Tour bus company settles collision suit
A former triathlete was paralyzed when one of its vehicles hit his bicycle
POSTED: 01:30 a.m. HST, Mar 04, 2010
A tour bus company has agreed to resolve a lawsuit stemming from a bicycle accident that resulted in a triathlete becoming a paraplegic.
John Henderson, 35, participated in several Ironman Triathlon World Championships in Kona before being struck from behind while riding on a paved shoulder along Kamehameha Highway from Haleiwa to Wahiawa on May 2, 2009.
Henderson was struck by the bus and thrown 90 feet, causing 28 injuries, including multiple pelvic fractures, eight fractured ribs, multiple vertebrae fractures, spinal cord injury, a tear in the spleen and lacerated liver.
Henderson filed a lawsuit against Travel Plaza Transportation LLC on May 13.
Henderson’s attorney, Richard Fried, said he is unable to discuss certain details of the settlement.
But Fried said Henderson’s medical bills exceed $700,000 and his doctor estimated that his future medical care will be several hundred thousand dollars a year for the rest of his life.
Paralyzed bicyclist announces settlement with bus company
Bicyclist says no amount of money could possibly replace what he lost when he was hit by a tour bus.

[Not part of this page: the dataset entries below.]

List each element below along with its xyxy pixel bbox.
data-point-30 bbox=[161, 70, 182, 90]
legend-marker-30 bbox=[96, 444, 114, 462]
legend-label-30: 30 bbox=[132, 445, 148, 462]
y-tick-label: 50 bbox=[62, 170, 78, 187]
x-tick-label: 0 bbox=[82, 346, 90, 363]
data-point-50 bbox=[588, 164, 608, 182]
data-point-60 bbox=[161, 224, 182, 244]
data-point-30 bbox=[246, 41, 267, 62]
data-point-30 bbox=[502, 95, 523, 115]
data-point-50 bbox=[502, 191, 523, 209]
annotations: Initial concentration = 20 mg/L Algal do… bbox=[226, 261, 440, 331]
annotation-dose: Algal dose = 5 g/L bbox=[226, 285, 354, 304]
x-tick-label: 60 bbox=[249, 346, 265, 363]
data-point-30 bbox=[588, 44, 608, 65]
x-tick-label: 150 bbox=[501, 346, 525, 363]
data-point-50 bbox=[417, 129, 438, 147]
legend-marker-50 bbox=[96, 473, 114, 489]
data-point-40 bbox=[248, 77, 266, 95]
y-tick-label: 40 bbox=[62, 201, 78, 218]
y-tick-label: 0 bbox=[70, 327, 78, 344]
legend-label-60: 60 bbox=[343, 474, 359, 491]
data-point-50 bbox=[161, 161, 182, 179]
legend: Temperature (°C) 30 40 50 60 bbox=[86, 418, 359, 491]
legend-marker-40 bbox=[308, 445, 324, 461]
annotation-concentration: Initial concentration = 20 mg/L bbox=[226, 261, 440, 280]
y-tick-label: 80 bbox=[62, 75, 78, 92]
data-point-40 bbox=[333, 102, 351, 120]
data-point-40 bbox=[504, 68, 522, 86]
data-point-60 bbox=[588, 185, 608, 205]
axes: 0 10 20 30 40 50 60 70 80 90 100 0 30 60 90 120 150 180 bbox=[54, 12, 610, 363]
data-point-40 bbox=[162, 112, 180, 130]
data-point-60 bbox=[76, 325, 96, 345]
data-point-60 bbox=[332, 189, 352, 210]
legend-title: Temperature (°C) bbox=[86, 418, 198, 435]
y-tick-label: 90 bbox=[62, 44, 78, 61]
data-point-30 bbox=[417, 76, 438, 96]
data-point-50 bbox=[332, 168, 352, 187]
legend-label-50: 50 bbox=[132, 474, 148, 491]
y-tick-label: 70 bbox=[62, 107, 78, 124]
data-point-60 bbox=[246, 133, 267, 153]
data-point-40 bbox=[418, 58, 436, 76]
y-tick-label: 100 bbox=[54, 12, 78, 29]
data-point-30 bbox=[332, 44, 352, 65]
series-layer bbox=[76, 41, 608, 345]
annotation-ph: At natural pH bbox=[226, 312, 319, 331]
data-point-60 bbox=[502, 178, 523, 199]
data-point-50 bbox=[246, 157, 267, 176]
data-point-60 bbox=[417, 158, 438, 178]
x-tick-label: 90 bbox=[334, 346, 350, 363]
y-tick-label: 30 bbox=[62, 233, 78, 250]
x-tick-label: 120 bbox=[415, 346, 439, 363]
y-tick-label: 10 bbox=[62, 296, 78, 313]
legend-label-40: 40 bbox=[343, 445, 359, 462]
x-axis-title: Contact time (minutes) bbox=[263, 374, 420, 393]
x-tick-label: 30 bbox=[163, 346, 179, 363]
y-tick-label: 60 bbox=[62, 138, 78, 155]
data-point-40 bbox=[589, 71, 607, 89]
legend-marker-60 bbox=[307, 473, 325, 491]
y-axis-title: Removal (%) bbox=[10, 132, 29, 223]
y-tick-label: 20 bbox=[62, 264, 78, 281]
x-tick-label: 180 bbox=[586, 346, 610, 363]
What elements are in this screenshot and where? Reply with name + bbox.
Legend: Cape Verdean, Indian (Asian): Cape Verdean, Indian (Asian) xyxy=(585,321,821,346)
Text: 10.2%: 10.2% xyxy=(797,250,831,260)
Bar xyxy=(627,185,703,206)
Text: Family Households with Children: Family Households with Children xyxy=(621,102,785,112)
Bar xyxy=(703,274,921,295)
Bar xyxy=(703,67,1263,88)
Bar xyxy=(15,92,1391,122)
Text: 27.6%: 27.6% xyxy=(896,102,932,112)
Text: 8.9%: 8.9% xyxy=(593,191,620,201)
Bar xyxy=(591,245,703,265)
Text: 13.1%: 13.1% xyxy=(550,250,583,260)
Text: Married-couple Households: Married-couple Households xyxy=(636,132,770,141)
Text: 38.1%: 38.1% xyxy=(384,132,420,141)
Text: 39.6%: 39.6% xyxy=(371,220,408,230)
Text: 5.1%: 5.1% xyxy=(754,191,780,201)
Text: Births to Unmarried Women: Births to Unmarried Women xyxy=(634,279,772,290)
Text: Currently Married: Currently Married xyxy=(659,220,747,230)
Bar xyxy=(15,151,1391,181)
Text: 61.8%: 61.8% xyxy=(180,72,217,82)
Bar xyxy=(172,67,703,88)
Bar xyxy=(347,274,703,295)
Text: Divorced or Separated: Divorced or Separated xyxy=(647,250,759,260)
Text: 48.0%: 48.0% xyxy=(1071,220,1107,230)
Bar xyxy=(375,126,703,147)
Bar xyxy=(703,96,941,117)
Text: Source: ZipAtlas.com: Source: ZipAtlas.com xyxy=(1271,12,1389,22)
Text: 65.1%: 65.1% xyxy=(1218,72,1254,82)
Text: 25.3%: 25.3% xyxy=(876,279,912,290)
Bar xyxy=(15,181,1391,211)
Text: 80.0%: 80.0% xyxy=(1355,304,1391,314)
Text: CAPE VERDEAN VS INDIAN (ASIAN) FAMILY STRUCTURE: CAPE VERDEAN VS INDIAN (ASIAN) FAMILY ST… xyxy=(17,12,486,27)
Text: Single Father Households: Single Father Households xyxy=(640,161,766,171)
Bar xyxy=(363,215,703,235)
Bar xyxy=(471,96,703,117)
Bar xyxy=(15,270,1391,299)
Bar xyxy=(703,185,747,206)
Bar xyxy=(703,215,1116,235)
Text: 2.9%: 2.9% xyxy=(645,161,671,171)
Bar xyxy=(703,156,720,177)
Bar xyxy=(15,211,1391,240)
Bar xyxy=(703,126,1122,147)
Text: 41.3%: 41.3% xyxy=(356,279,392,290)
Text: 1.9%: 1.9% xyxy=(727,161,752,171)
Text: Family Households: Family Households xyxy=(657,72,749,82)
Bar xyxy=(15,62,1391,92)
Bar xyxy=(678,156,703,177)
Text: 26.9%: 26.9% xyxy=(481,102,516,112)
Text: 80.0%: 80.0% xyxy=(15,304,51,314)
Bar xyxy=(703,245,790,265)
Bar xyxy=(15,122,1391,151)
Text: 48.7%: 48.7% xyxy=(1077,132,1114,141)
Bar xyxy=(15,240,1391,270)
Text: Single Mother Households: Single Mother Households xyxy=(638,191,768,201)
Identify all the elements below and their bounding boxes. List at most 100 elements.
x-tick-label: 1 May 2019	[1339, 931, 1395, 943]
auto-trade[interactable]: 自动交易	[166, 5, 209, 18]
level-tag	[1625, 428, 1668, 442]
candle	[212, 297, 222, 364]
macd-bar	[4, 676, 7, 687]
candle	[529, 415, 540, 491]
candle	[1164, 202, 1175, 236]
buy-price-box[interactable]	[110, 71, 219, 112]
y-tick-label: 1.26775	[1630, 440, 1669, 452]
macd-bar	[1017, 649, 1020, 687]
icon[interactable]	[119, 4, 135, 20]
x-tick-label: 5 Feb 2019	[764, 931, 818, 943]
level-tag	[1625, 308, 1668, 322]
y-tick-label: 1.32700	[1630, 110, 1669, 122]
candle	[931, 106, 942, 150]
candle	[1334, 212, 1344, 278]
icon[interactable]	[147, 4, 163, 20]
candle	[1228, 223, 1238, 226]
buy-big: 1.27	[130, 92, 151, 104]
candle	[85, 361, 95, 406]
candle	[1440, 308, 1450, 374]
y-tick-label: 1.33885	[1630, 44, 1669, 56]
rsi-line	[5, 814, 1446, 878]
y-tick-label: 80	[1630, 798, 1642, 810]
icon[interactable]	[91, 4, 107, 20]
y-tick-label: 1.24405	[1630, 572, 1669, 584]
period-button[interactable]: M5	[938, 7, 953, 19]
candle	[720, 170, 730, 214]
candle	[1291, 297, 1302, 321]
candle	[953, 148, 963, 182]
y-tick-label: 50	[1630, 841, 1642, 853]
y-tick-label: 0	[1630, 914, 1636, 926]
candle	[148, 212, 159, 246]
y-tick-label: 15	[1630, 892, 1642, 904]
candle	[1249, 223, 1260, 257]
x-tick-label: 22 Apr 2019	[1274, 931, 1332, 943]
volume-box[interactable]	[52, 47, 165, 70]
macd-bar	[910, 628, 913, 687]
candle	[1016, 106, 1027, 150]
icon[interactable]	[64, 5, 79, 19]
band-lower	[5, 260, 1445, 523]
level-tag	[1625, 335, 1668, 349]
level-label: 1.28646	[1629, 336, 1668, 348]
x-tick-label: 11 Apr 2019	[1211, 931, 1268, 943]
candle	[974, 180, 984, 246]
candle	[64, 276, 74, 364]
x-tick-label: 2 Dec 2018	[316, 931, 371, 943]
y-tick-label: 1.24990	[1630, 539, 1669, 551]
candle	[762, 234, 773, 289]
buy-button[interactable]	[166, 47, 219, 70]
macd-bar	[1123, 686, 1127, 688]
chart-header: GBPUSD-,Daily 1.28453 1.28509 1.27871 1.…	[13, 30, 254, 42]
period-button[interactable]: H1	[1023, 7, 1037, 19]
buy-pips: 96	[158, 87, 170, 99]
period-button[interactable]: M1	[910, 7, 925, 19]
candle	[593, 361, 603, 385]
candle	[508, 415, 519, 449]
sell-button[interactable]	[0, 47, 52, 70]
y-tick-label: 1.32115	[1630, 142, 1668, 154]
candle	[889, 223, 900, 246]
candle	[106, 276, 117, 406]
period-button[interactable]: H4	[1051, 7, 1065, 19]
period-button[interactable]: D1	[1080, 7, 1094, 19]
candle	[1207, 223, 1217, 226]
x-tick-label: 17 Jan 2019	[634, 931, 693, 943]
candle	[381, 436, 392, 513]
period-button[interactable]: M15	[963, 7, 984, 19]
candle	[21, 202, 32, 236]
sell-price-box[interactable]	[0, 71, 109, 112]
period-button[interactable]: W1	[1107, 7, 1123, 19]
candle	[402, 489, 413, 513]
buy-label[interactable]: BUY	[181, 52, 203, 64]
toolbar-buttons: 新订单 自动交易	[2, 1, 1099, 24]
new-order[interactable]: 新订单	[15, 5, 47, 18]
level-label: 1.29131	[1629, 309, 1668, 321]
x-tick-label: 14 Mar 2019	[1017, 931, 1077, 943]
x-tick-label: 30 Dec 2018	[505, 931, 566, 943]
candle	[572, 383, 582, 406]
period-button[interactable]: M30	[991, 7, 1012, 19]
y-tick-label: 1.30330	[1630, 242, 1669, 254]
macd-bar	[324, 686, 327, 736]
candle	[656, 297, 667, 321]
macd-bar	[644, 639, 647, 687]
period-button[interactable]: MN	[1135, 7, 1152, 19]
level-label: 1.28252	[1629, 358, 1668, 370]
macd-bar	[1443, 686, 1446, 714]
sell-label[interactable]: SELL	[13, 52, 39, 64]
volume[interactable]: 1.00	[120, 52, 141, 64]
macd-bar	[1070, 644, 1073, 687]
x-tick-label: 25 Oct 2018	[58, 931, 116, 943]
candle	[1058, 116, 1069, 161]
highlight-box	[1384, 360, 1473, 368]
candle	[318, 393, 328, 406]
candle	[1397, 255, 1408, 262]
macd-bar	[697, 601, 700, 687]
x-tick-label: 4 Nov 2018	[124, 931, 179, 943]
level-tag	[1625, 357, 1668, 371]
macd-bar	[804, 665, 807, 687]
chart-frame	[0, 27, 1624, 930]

At a news conference yesterday, Henderson said he still has pain.
But he said he was “very much satisfied” with the resolution of the lawsuit.
He said he wanted to ensure that his medical bills in the future would be covered to protect his financial security and that of his family and girlfriend, Laurel Dudley.
“It’s been a very tough road,” Henderson said. “While it’s been bumpy, it’s starting to smooth out. … Will I be the same person that I was? No, absolutely not. … Life takes another road, and I will redefine myself. … I’m learning new ways to make myself happy.”
Henderson said he was hospitalized for more than three months and has been returning to activities he enjoys, including conducting stationary bicycle “spinning classes” at the Honolulu Club.
Henderson said he’s been able to move himself from his wheelchair to exercise equipment to lift weights. He said he is able to swim 800 to 1,000 yards freestyle using a specially designed wetsuit that floats his legs.
He said he’s been able to lift his legs a little and stand with a walker.
“I’ve always tried to approach this positively,” he said. “I’ve been getting stronger and stronger.”
In January, he returned to work as a surgical representative in the operating room, consulting with doctors on surgical procedures.
“Work has been an amazing outlet for me,” he said.
Henderson said he has a responsibility to create public awareness about street safety and promote the need for drivers to share the road.
He said he is in favor of a bill in the state Legislature that would make it illegal for a vehicle to pass within three feet of a cyclist, and of adding information about the rights of bicyclists to the Hawaii driver’s license test.
“I’m just asking everybody, ‘If you’re going to pass a cyclist, treat them as you would another vehicle,'” he said. “Everybody needs to watch out for everybody else.”